Pero cuando se opta por esta modalidad, la gente no sabe muy bien cuales son las consecuencias que puede tener.  Unas fiscales (que no nos ocupan en este comentario)  y otras sobre la posible transmisión de la propiedad del dinero.

Pues bien, por cuando la “persona mayor” es viva,  las disposiciones que se hagan de la cuenta o libreta tienen una importancia relativa.

Pero el casos es que muchas veces,  esa persona de la que se dependía cuando se ha muerto la otra,  acaba por creer o por entender que el dinero de las cuentas o libretas son también de su propiedad o que lo son a proporción del número de titulares.  Esto envenena bastantes herencias o es causa directa de malestar, hasta el punto que no han sido pocas las ocasiones en las que los tribunales,  inclusivamente el Supremo, han tenido que pronunciarse al respecto.

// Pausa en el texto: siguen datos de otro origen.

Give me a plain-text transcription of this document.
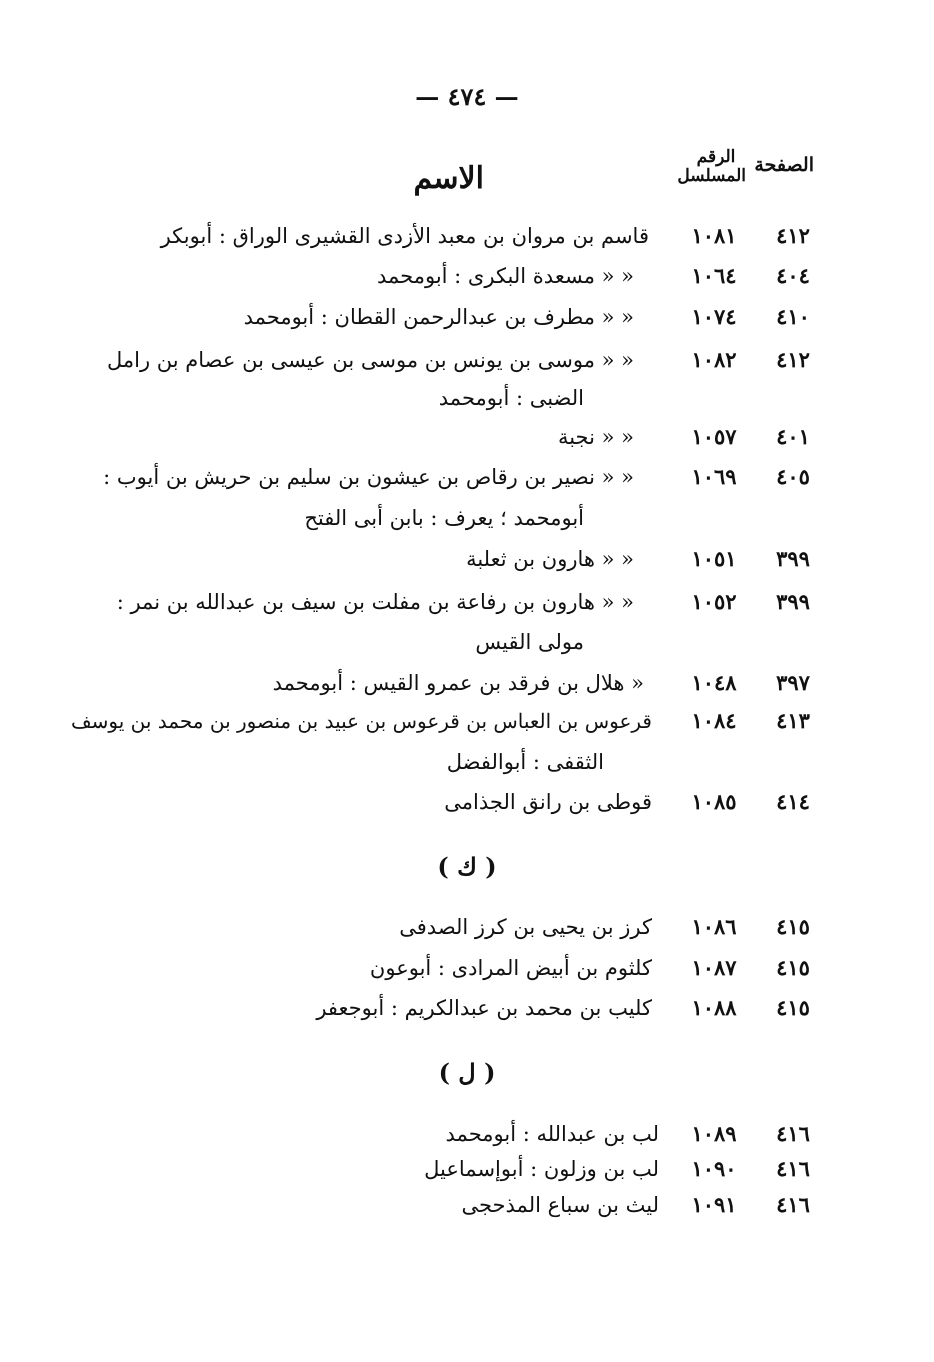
— ٤٧٤ —
الصفحة
الرقم المسلسل
الاسم
٤١٢
١٠٨١
قاسم بن مروان بن معبد الأزدى القشيرى الوراق : أبوبكر
٤٠٤
١٠٦٤
« « مسعدة البكرى : أبومحمد
٤١٠
١٠٧٤
« « مطرف بن عبدالرحمن القطان : أبومحمد
٤١٢
١٠٨٢
« « موسى بن يونس بن موسى بن عيسى بن عصام بن رامل
الضبى : أبومحمد
٤٠١
١٠٥٧
« « نجبة
٤٠٥
١٠٦٩
« « نصير بن رقاص بن عيشون بن سليم بن حريش بن أيوب :
أبومحمد ؛ يعرف : بابن أبى الفتح
٣٩٩
١٠٥١
« « هارون بن ثعلبة
٣٩٩
١٠٥٢
« « هارون بن رفاعة بن مفلت بن سيف بن عبدالله بن نمر :
مولى القيس
٣٩٧
١٠٤٨
« هلال بن فرقد بن عمرو القيس : أبومحمد
٤١٣
١٠٨٤
قرعوس بن العباس بن قرعوس بن عبيد بن منصور بن محمد بن يوسف
الثقفى : أبوالفضل
٤١٤
١٠٨٥
قوطى بن رانق الجذامى
( ك )
٤١٥
١٠٨٦
كرز بن يحيى بن كرز الصدفى
٤١٥
١٠٨٧
كلثوم بن أبيض المرادى : أبوعون
٤١٥
١٠٨٨
كليب بن محمد بن عبدالكريم : أبوجعفر
( ل )
٤١٦
١٠٨٩
لب بن عبدالله : أبومحمد
٤١٦
١٠٩٠
لب بن وزلون : أبوإسماعيل
٤١٦
١٠٩١
ليث بن سباع المذحجى
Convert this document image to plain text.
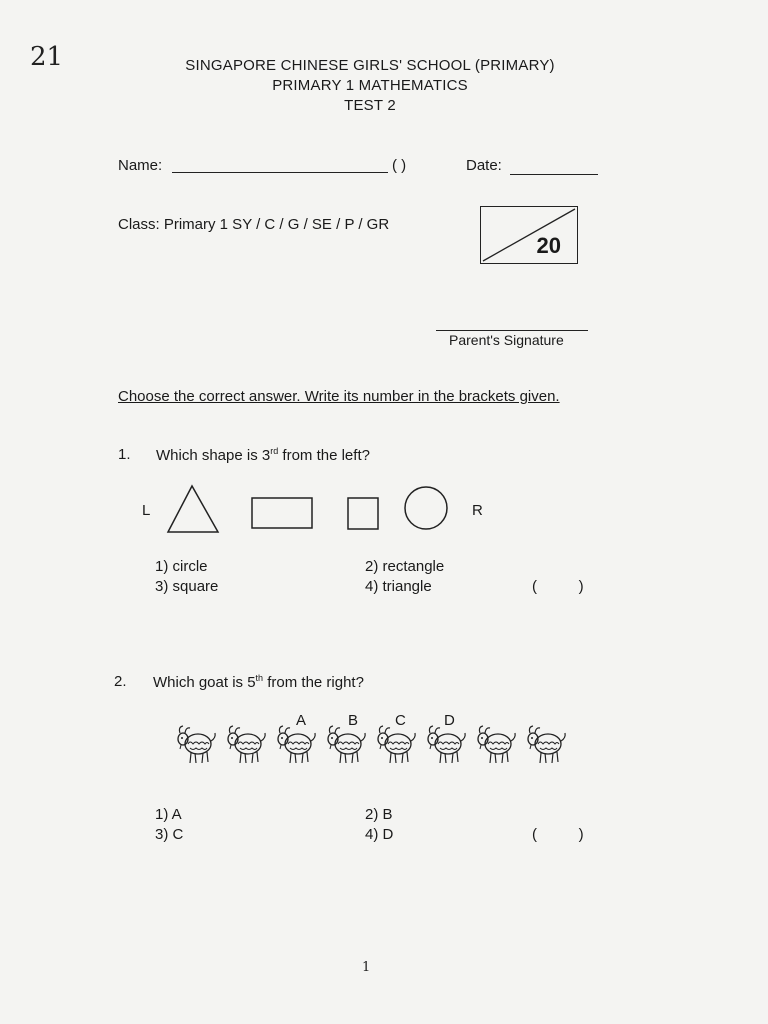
21	SINGAPORE CHINESE GIRLS' SCHOOL (PRIMARY)
PRIMARY 1 MATHEMATICS
TEST 2
Name:	( )	Date:
Class: Primary 1 SY / C / G / SE / P / GR
20
Parent's Signature
Choose the correct answer. Write its number in the brackets given.
1. Which shape is 3rd from the left?
L	R
1) circle	2) rectangle
3) square	4) triangle	(          )
2. Which goat is 5th from the right?
A	B C	D
1) A	2) B
3) C	4) D	(          )
1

Los Tribunales,  excepto de los casos en que las cuentas o libretas abiertas a nombre de dos o más personas han mantenido al largo del tiempo ingresos correspondientes en todas ellas, han dejado claro que el hecho de ser dos o más personas cotitulares de una cuenta corriente o libreta en modo alguno implica que se haya transmitido o adquirido la propiedad del saldo, sino que la titularidad indistinta tiene, respecto del Banco o Caja de Ahorros,  un efecto que es el que cualesquiera de los titulares tiene todas las facultades de disposición y por lo tanto el Banco o Caja no ha de preocuparse de este extremo.  Pero en cuanto a las relaciones internas, es decir, a las relaciones entre cotitulares o entre los herederos de uno de los cotitulares y el otro u otros cotitulares,  el hecho que la cuenta o libreta se halle  abierta a nombre de varias personas no presupone en abosluto que el saldo sea copropiedad de todas ellas,  ni mucho menos,  como tampoco que presuponga la existencia de una voluntad de donación por parte de un cotitular respecto de otro (en relación a ello y de entre otras son suficientemente expresivas las sentencias del Tribunal Supremo de 15/12/1993 (Sala Civil) , sino que esta circunstancia es más bien operativa para la dinámica del contrato;  lo que influye y determina «prima facie», en lo referente a las relaciones del depósito que se lleva a cabo, es que cualquiera de dichos titulares ostenta facultades de disposición frente al banco, bien individual o conjuntamente,  pero no establece la existencia de un condominio y menos por partes iguales, ya que éste lo fijan las relaciones internas de los titulares y más concretamente en razón a la originaria pertenencia de los fondos depositados y así lo ha declarado esta Sala en S. 8-2-1991 (RJ 1991\1156), que cita las de 24-3-1971 (RJ 1971\1447) y 19-10-1988 (RJ 1988\7589), así como la de 23-5-1992 (RJ 1992\4280), lo que permite que pueda decretarse la exclusión y ajenidad de quien sólo figura como titular bancario y no demostró tener participación personal y directa en la propiedad del dinero depositado, conforme sucede en el caso de autos).

 

Este tema vicia tanto las relaciones entre herederos -casi siempre hermanos y hermanas- que no son pocas las familias la unidad de las cuales no acaba soportando la herencia. Es por esto que quizás seria conveniente que bancos y cajas hicieran un esfuerzo por dejar claro a la gente esta situación,  pues ahorraria muchos quebraderos de cabeza (pese a que seguramente no es trabajo de ellos hacernos de aspirina, y quizás el lector se la deberá de tomar cuando termine de leer estas linias o cuando piense que no hemos hablado de las consecuencias fiscales que pueda tener todo esto).